Top Sleep Music Songs
One of the greatest things about modern technology is how easy it is to access music nowadays. Spotify, Apple Music, Amazon Music, Pandora, YouTube… These are just a few of the apps you can use to access and download all of your favorite tunes.
Through these music apps, you can pick and choose the perfect songs that will help to coax you to sleep, or you can simply find a playlist that is specifically meant to promote restfulness.

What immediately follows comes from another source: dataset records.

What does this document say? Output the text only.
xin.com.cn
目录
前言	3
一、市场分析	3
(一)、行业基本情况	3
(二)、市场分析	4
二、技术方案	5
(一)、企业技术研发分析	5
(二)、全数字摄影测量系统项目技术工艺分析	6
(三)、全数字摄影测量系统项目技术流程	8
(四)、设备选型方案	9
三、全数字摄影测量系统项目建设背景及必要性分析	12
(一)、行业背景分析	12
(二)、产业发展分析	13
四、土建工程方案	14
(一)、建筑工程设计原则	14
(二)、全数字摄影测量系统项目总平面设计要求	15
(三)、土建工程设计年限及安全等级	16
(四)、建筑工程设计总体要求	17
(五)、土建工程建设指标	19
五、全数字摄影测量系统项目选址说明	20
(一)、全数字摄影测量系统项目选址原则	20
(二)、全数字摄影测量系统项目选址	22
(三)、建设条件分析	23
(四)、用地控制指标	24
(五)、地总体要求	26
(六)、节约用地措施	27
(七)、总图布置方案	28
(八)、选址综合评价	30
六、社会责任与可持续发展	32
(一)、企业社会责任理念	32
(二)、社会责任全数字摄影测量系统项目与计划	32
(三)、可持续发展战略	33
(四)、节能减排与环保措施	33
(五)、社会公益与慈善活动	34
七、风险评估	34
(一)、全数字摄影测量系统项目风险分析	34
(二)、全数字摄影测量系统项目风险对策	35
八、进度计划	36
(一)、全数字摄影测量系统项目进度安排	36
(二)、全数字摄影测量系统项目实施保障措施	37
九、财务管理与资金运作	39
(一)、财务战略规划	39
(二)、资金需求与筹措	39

To give you some hints on creating the perfect soundtrack, these songs in a variety of different genres have been labeled as the absolute best for sleep:
Top 5 Classical Sleep Songs
- “Clair de Lune” by Claude Debussy
- “Canzonetta Sul-aria” by Mozart
- “Nocturne in E flat Major Op.9 No.2” by Chopin
- “Moonlight Sonata” by Beethoven
- “Peace Piece” by Bill Evans
Top 5 Pop Sleep Songs
- “Someone Like You” by Adele
- “Pure Shores” by All Saints
- “Please Don’t Go,” by Barcelona
- “Watermark” by Enya
- “Let Her Go” by Passenger
Top 5 Electronic (Ambient) Sleep Songs
- “Weightless” by Marconi Union
- “We Can Fly” by Rue du Soleil
- “Mellomaniac (Chill Out Mix)” by DJ Shah
- “Electra” by Airstream
- “Quiet Friend” by Steve Roach
Below is a collection of frequently asked questions about listening to music to help you sleep.
Is it bad to wear headphones while I sleep?
It’s definitely not a great habit to get into. Although it’s not a bad idea to fall asleep to music, you should avoid doing it with headphones in your ears. Wearing headphones while you sleep can cause a buildup of earwax, and can even lead to a condition called Otitis Externa.
Can sleep songs have lyrics or are they mostly instrumental?
A lot of sources will suggest that you choose sleep music that is instrumental only, which is why classical tunes are the go-to choice. However, it really comes down to personal preference. If you like lyrics and they still work to soothe you, then, by all means, go with a catchy lyrical soundtrack instead.